After recently making a bold pivot to roll out its own line of microprocessors for Mac laptops, Apple’s [$AAPL] chip wizards are redirecting their focus to internal production of wireless modem chips for iPhones and other devices.
On Thursday, Johny Srouji, Apple’s senior VP of hardware technologies, divulged in a staff meeting that the company has started manufacturing modems for future iPhone models. Fun fact incoming; Apple bought Intel’s [$INTC] mobile modem business for $1 billion in 2019, The latest phones use modem chips from Qualcomm [$QCOM], and as the story notes, Apple has a six-year licensing deal with Qualcomm as part of a 2019 patent agreement.

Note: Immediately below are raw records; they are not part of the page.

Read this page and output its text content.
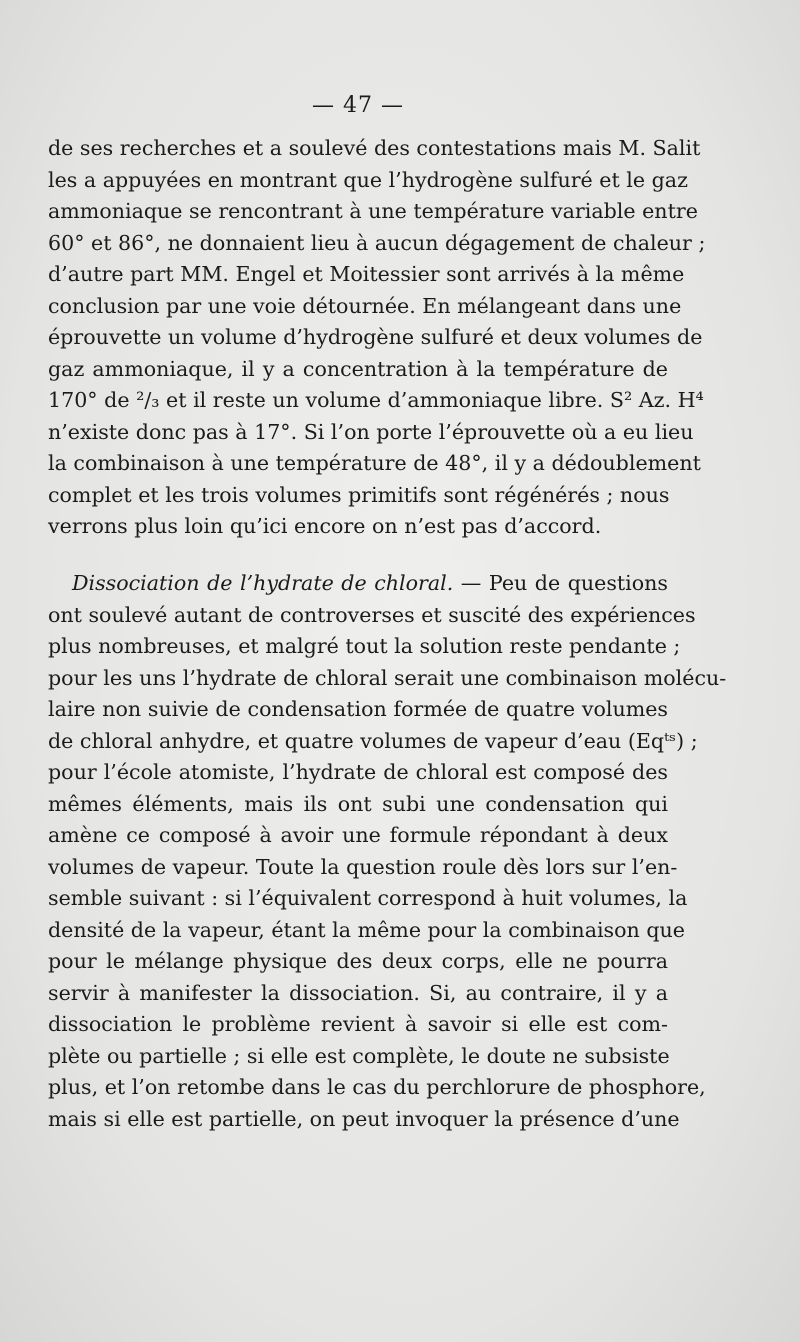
— 47 —
de ses recherches et a soulevé des contestations mais M. Salit
les a appuyées en montrant que l’hydrogène sulfuré et le gaz
ammoniaque se rencontrant à une température variable entre
60° et 86°, ne donnaient lieu à aucun dégagement de chaleur ;
d’autre part MM. Engel et Moitessier sont arrivés à la même
conclusion par une voie détournée. En mélangeant dans une
éprouvette un volume d’hydrogène sulfuré et deux volumes de
gaz ammoniaque, il y a concentration à la température de
170° de ²/₃ et il reste un volume d’ammoniaque libre. S² Az. H⁴
n’existe donc pas à 17°. Si l’on porte l’éprouvette où a eu lieu
la combinaison à une température de 48°, il y a dédoublement
complet et les trois volumes primitifs sont régénérés ; nous
verrons plus loin qu’ici encore on n’est pas d’accord.
Dissociation de l’hydrate de chloral. — Peu de questions
ont soulevé autant de controverses et suscité des expériences
plus nombreuses, et malgré tout la solution reste pendante ;
pour les uns l’hydrate de chloral serait une combinaison molécu-
laire non suivie de condensation formée de quatre volumes
de chloral anhydre, et quatre volumes de vapeur d’eau (Eqᵗˢ) ;
pour l’école atomiste, l’hydrate de chloral est composé des
mêmes éléments, mais ils ont subi une condensation qui
amène ce composé à avoir une formule répondant à deux
volumes de vapeur. Toute la question roule dès lors sur l’en-
semble suivant : si l’équivalent correspond à huit volumes, la
densité de la vapeur, étant la même pour la combinaison que
pour le mélange physique des deux corps, elle ne pourra
servir à manifester la dissociation. Si, au contraire, il y a
dissociation le problème revient à savoir si elle est com-
plète ou partielle ; si elle est complète, le doute ne subsiste
plus, et l’on retombe dans le cas du perchlorure de phosphore,
mais si elle est partielle, on peut invoquer la présence d’une
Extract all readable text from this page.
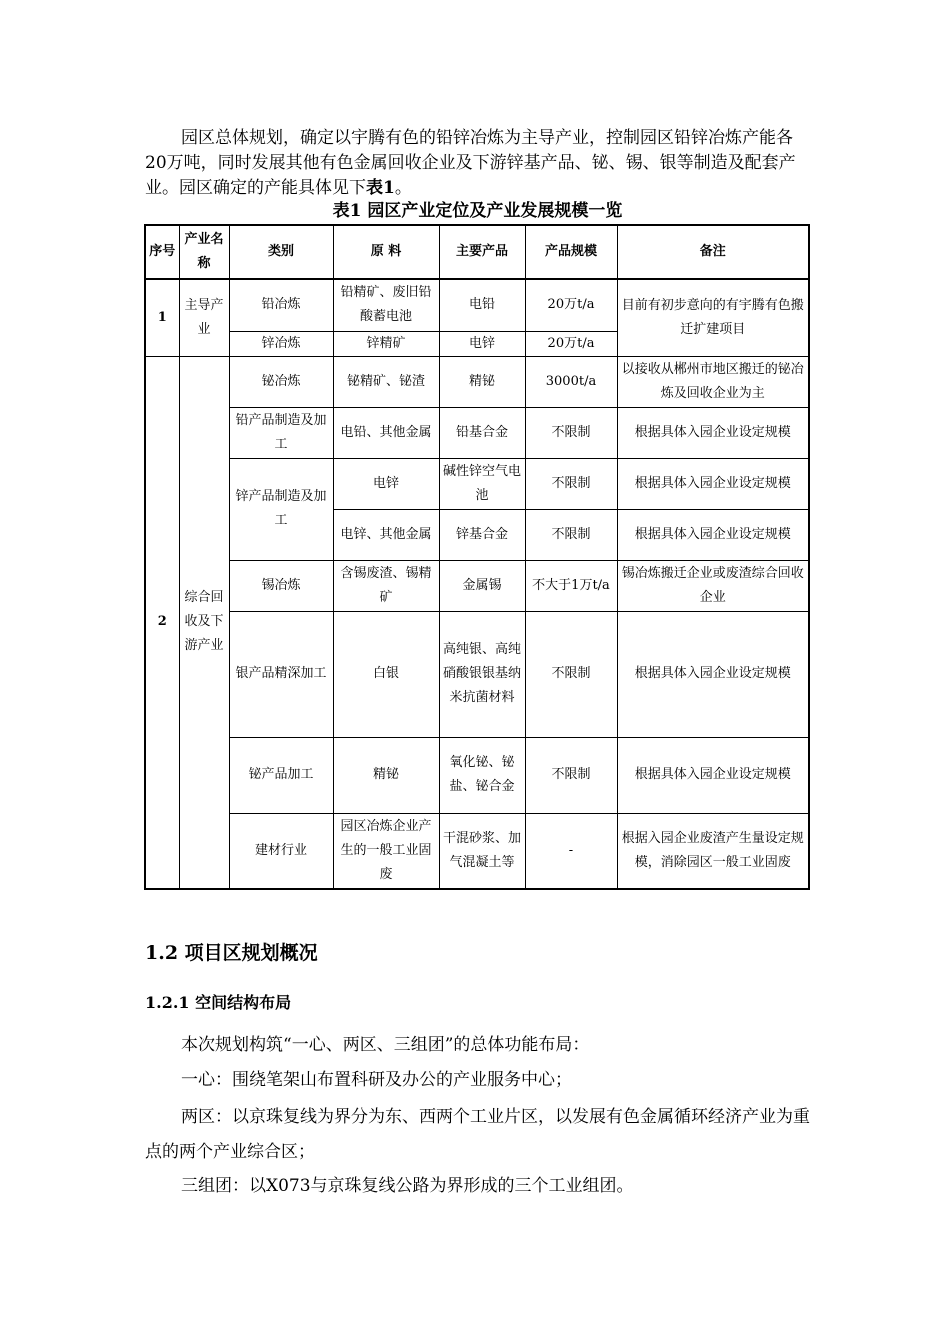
园区总体规划，确定以宇腾有色的铅锌冶炼为主导产业，控制园区铅锌冶炼产能各20万吨，同时发展其他有色金属回收企业及下游锌基产品、铋、锡、银等制造及配套产业。园区确定的产能具体见下表1。
表1 园区产业定位及产业发展规模一览
序号	产业名称	类别	原 料	主要产品	产品规模	备注
1	主导产业	铅冶炼	铅精矿、废旧铅酸蓄电池	电铅	20万t/a	目前有初步意向的有宇腾有色搬迁扩建项目
		锌冶炼	锌精矿	电锌	20万t/a	
2	综合回收及下游产业	铋冶炼	铋精矿、铋渣	精铋	3000t/a	以接收从郴州市地区搬迁的铋冶炼及回收企业为主
		铅产品制造及加工	电铅、其他金属	铅基合金	不限制	根据具体入园企业设定规模
		锌产品制造及加工	电锌	碱性锌空气电池	不限制	根据具体入园企业设定规模
			电锌、其他金属	锌基合金	不限制	根据具体入园企业设定规模
		锡冶炼	含锡废渣、锡精矿	金属锡	不大于1万t/a	锡冶炼搬迁企业或废渣综合回收企业
		银产品精深加工	白银	高纯银、高纯硝酸银银基纳米抗菌材料	不限制	根据具体入园企业设定规模
		铋产品加工	精铋	氧化铋、铋盐、铋合金	不限制	根据具体入园企业设定规模
		建材行业	园区冶炼企业产生的一般工业固废	干混砂浆、加气混凝土等	-	根据入园企业废渣产生量设定规模，消除园区一般工业固废
1.2 项目区规划概况
1.2.1 空间结构布局
本次规划构筑“一心、两区、三组团”的总体功能布局：
一心：围绕笔架山布置科研及办公的产业服务中心；
两区：以京珠复线为界分为东、西两个工业片区，以发展有色金属循环经济产业为重点的两个产业综合区；
三组团：以X073与京珠复线公路为界形成的三个工业组团。
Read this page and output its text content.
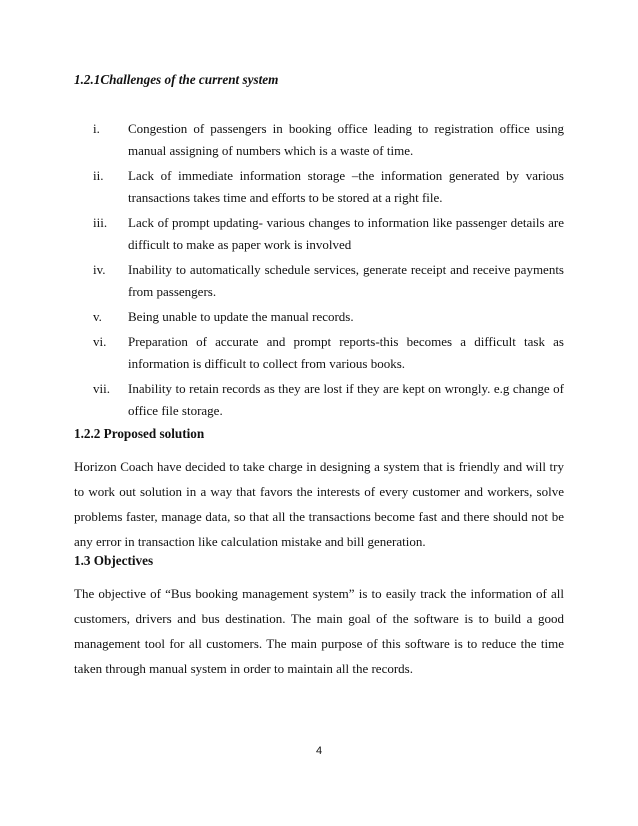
1.2.1Challenges of the current system
i. Congestion of passengers in booking office leading to registration office using manual assigning of numbers which is a waste of time.
ii. Lack of immediate information storage –the information generated by various transactions takes time and efforts to be stored at a right file.
iii. Lack of prompt updating- various changes to information like passenger details are difficult to make as paper work is involved
iv. Inability to automatically schedule services, generate receipt and receive payments from passengers.
v. Being unable to update the manual records.
vi. Preparation of accurate and prompt reports-this becomes a difficult task as information is difficult to collect from various books.
vii. Inability to retain records as they are lost if they are kept on wrongly. e.g change of office file storage.
1.2.2 Proposed solution

Horizon Coach have decided to take charge in designing a system that is friendly and will try to work out solution in a way that favors the interests of every customer and workers, solve problems faster, manage data, so that all the transactions become fast and there should not be any error in transaction like calculation mistake and bill generation.

1.3 Objectives

The objective of “Bus booking management system” is to easily track the information of all customers, drivers and bus destination. The main goal of the software is to build a good management tool for all customers. The main purpose of this software is to reduce the time taken through manual system in order to maintain all the records.

4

That headline sent Qualcomm shares freefalling in Friday trading, which also put pressure on shares of both Skyworks Solutions [$SWKS] and Qorvo [$QRVO], who manufacture radio chips for Apple. [Apple Continues to Bully Intel]
Raymond James chip analyst Chris Caso writes, “Apple was very clear to us when they acquired the Intel team that they did so with the intention of building their own modem, and eventually replacing Qualcomm. Investors know this, and it’s the principal part of the bear case for Qualcomm. However, the question is about if and when Apple’s initiative will be successful.”
Caso said he asked Apple CFO Luca Maestri about this conundrum earlier this year, and that while he confirmed plans to build modems, Maestri said it would be a “long journey.” Caso said industry contacts think Apple won’t have a market-ready modem before the second half of 2022.
“And whether that modem would be a leading-edge modem suitable for a flagship iPhone is the main question,” Caso adds. “We believe the sustainable competitive advantage Qualcomm has in modems is due to the fact that their licensing group develops and updates the standards. That allows Qualcomm’s chip division to be the first to implement the updates into silicon and has kept Qualcomm ahead of MediaTek, Samsung and Intel, which chose to exit the business.”
The reality is, Caso says, is that the threat of Apple’s modem development really is a risk for Qualcomm investors; “In the meantime, we think Qualcomm has a strong near-term tailwind both from iPhone and China OEMs—and we think Apple’s potential for success in developing a leading-edge modem is by no means assured,” he writes. Caso reiterated his Strong Buy rating on Qualcomm.
Wells Fargo analyst Gary Mobley doesn’t see this as a new hardship for Qualcomm—but he does consider it a serious one. Mobley writes that he has known for some time that it was a strong possibility that Qualcomm would be a modem supplier to Apple only for three or four years; he thinks the parts could show up first in the Apple watch, and might appear in iPhones in 2023.
Mobley mentioned earlier this year that he worried the issue would be a lingering one for Qualcomm investors, “which is why we have been reluctant to chase the company’s strong recent fundamentals and share price performance with a ratings upgrade.” He added that Apple might not be the only handset maker headed in this direction—whats more, Samsung is already in the process of making modems, and players like Xiaomi, Vivo, and Oppo could eventually follow suit.
Citigroup analyst Atif Malik writes in a research note that the next logical step would be for Apple to take RF radio chips in house, as they work hand in hand with both the modem and the applications processor (which Apple already designs in house). That could be a long-term challenge for both Skyworks and Qorvo, as Apple accounts for 50% of revenue at Skyworks and 30% at Qorvo.